No specific laws identified for this ruling.

Outcome

The Pennsylvania Commonwealth Court reversed the Board's decision and held that Michelle Vanderhoof was an independent contractor, not an employee eligible for unemployment compensation benefits, based on her lack of freedom from control and direction and failure to meet the statutory two-prong test under Section 4(Z)(2)(B) of the Pennsylvania Unemployment Compensation Law.

What This Ruling Means

# Court Rules Michelle Vanderhoof Was an Independent Contractor ## What Happened Michelle Vanderhoof worked for Thomas Edison State College and applied for unemployment compensation benefits after her work ended. The college argued she was an independent contractor rather than an employee, which would make her ineligible for these benefits. Vanderhoof disagreed, and a lower board sided with her. The college appealed to the Pennsylvania Commonwealth Court. ## What the Court Decided The court reversed the lower board's decision and ruled that Vanderhoof was indeed an independent contractor, not an employee. The court found that she lacked the freedom and independence typically needed to qualify as a contractor. Despite this, she failed to meet Pennsylvania's legal requirements for contractor status. ## Why This Matters This case shows how courts determine worker classification—a critical issue because it affects access to unemployment benefits, workers' compensation, and other protections. Workers classified as independent contractors lose these safety nets. The ruling emphasizes that simply calling someone a "contractor" isn't enough; courts examine the actual working relationship to determine proper classification.

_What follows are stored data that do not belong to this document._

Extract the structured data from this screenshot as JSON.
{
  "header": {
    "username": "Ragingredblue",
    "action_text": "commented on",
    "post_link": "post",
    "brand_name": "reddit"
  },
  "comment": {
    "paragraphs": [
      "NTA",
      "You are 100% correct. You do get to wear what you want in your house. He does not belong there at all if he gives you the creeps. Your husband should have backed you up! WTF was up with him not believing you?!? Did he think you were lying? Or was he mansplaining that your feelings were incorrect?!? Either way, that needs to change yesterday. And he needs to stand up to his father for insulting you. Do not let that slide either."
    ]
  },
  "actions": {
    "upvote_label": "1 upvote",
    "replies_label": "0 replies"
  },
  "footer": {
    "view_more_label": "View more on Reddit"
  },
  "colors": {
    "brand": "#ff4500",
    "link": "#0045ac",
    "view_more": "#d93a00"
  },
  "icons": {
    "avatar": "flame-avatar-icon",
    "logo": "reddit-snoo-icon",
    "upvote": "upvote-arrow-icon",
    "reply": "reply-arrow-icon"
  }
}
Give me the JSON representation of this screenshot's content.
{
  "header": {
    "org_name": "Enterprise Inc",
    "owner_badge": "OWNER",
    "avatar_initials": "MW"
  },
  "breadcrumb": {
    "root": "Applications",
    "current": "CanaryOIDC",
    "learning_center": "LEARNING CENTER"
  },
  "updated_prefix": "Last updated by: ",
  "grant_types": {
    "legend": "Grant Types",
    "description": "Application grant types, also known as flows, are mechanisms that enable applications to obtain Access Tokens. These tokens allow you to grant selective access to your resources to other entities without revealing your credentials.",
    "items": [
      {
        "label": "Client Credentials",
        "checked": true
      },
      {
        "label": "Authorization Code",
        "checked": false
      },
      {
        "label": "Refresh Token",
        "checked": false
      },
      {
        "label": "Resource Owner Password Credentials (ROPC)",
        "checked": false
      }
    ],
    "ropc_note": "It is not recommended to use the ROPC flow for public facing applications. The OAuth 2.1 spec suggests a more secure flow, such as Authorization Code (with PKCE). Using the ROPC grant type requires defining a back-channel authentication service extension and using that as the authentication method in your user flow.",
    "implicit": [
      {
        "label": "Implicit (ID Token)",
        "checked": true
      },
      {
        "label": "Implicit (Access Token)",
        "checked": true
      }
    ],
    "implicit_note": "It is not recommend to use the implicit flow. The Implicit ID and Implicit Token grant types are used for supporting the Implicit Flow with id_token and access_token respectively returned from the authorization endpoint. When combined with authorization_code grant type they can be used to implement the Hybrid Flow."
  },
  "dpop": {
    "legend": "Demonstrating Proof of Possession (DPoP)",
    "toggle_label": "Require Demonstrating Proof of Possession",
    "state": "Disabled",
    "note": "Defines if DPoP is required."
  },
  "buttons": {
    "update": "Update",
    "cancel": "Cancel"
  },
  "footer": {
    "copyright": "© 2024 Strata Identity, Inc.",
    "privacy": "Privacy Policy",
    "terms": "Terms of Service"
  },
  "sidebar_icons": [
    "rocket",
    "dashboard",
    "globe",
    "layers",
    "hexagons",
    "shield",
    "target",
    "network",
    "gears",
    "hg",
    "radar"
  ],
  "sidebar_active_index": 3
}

This summary was generated to explain the ruling in plain English and is not legal advice.

Browse Related

Facing something similar at work?

Court rulings like this one are useful, but every situation is different. Take 2 minutes to see which laws may protect you — it's free, private, and no account is required to start.

This ruling information is sourced from public court records via CourtListener.com. Case outcomes, claim types, and summaries are extracted using AI analysis and may be incomplete or inaccurate. It is provided for informational and educational purposes only and does not constitute legal advice.

See something wrong, or named in this ruling and want it corrected or redacted? Request a correction.